David Einstein, director, Orange Line, said the budget gave the essentials: a cost-of-living Band-Aid, a beer tax freeze, and$3.4 million to keep two pandas in Adelaide. 

“While not quite a marketing stimulus package, it’s a mood shift we’ll take,” Einstein said.

“With energy rebates and rent relief putting a little more jingle in consumers’ pockets, brands in retail, travel, and FMCG may cautiously re-ignite their ad spend. 

“The beer tax freeze won’t move markets, but it might move blokes—and that’s good news for advertisers chasing good vibes. 

“Government ad budgets remain tight, so don’t bank on a boom just yet. But with consumer sentiment set to improve, now’s the time for brands to get loud—smartly. 

“For agencies, the message is clear: be performance-driven, be efficient, and maybe pitch the pandas for a TikTok collab. 
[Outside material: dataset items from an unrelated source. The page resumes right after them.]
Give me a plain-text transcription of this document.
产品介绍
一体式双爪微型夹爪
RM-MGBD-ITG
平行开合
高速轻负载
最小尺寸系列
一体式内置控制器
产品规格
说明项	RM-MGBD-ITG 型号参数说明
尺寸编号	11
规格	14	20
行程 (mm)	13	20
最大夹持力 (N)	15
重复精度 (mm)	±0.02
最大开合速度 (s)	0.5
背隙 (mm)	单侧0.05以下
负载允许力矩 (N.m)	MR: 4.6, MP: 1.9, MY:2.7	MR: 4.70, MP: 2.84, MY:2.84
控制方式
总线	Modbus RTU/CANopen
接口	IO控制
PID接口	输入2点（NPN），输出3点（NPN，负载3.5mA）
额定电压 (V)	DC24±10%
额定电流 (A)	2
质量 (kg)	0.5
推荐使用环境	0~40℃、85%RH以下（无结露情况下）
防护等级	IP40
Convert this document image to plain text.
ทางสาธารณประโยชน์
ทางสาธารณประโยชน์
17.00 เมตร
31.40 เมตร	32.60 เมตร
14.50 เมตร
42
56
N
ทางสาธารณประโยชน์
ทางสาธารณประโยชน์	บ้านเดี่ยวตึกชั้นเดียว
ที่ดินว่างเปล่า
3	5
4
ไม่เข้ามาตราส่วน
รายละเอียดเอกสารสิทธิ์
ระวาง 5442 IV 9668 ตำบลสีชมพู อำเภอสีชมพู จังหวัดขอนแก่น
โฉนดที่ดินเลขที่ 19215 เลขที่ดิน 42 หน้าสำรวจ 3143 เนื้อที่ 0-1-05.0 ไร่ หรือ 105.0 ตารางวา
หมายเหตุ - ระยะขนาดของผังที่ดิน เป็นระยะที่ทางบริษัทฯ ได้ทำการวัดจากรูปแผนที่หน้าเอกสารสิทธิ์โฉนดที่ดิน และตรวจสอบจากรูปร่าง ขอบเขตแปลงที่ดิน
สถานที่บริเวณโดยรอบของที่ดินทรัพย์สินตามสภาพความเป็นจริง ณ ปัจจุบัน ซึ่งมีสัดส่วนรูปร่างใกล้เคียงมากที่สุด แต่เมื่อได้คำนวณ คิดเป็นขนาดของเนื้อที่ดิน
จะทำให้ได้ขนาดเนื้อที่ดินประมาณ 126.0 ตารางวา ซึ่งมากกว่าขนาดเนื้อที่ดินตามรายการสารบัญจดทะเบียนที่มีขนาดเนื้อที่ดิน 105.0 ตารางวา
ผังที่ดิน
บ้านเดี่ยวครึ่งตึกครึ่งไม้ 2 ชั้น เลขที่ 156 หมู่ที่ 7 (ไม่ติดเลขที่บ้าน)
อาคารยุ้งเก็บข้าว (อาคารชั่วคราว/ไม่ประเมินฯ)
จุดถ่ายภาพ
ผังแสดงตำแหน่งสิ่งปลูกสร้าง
“This budget’s no bonanza, but it’s got just enough buzz to keep the industry from hibernating.”

Tim Riches, group strategy director & principal at Principals, said every budget is about Brand Australia. And this year $20M is earmarked for a Buy Australian campaign. 

“Presumably developed and placed by lean and agile Australian-owned agencies rather than overhead-heavy, tax-savvy multinationals, given the intent is to encourage vibrant and productive local industry… apparently those multinationals can expect better funded scrutiny from the ATO too,” eh said.

“So it’s a good time to talk to clients about how to tap into the imminent tsunami of buy local sentiment. And to embrace the brand guidelines of an '80s design classic in the Made in Australia triangaroo. Best catch up on ACCC country of origin guidelines and the Made in Australia Council Code of Practice to avoid legal complications. And top tip for designers: there’s a mono version for those struggling with the green and yellow.

 “With extra spending on security and foreign aid for strategically specific Pacific Islands, projecting soft power is the business-to-government (B2G) Brand Australia investment. Plus local nation-building activations via Australia Day Council community events funding. Best practice inside-out brand building on-show right there.

“The government has proposed banning non-compete clauses for people earning up to $175,000 as a way of making it easier for people to switch jobs for a higher salary. 

“We’re a sector that definitely expects this level of mid-senior employees to cultivate highly valued client relationships – so it’s a reminder for all agency leaders that non-competes (retainer contracts) are not the best answers to key client retention. I suspect this news may not be welcomed in certain holding companies with a long-standing love of lawyer's letters to ex-employees.

“I believe this is the first year social media ‘fin-fluencers’ have been included in the grand tradition of the budget lock-up.

“So it’s good to see the next generation of political media advisers getting the next generation of media talent invited to the budget party in an attempt to build some pre-election engagement with the audience who have had their student debt reduced, job-hopping prospects enhanced and internet connection sped up. 

“You might say that hand-picking individual influencers who have something to gain from getting selected exacerbates the decline of journalism as a profession and a business model – but that would be cynical and old-fashioned, no doubt.”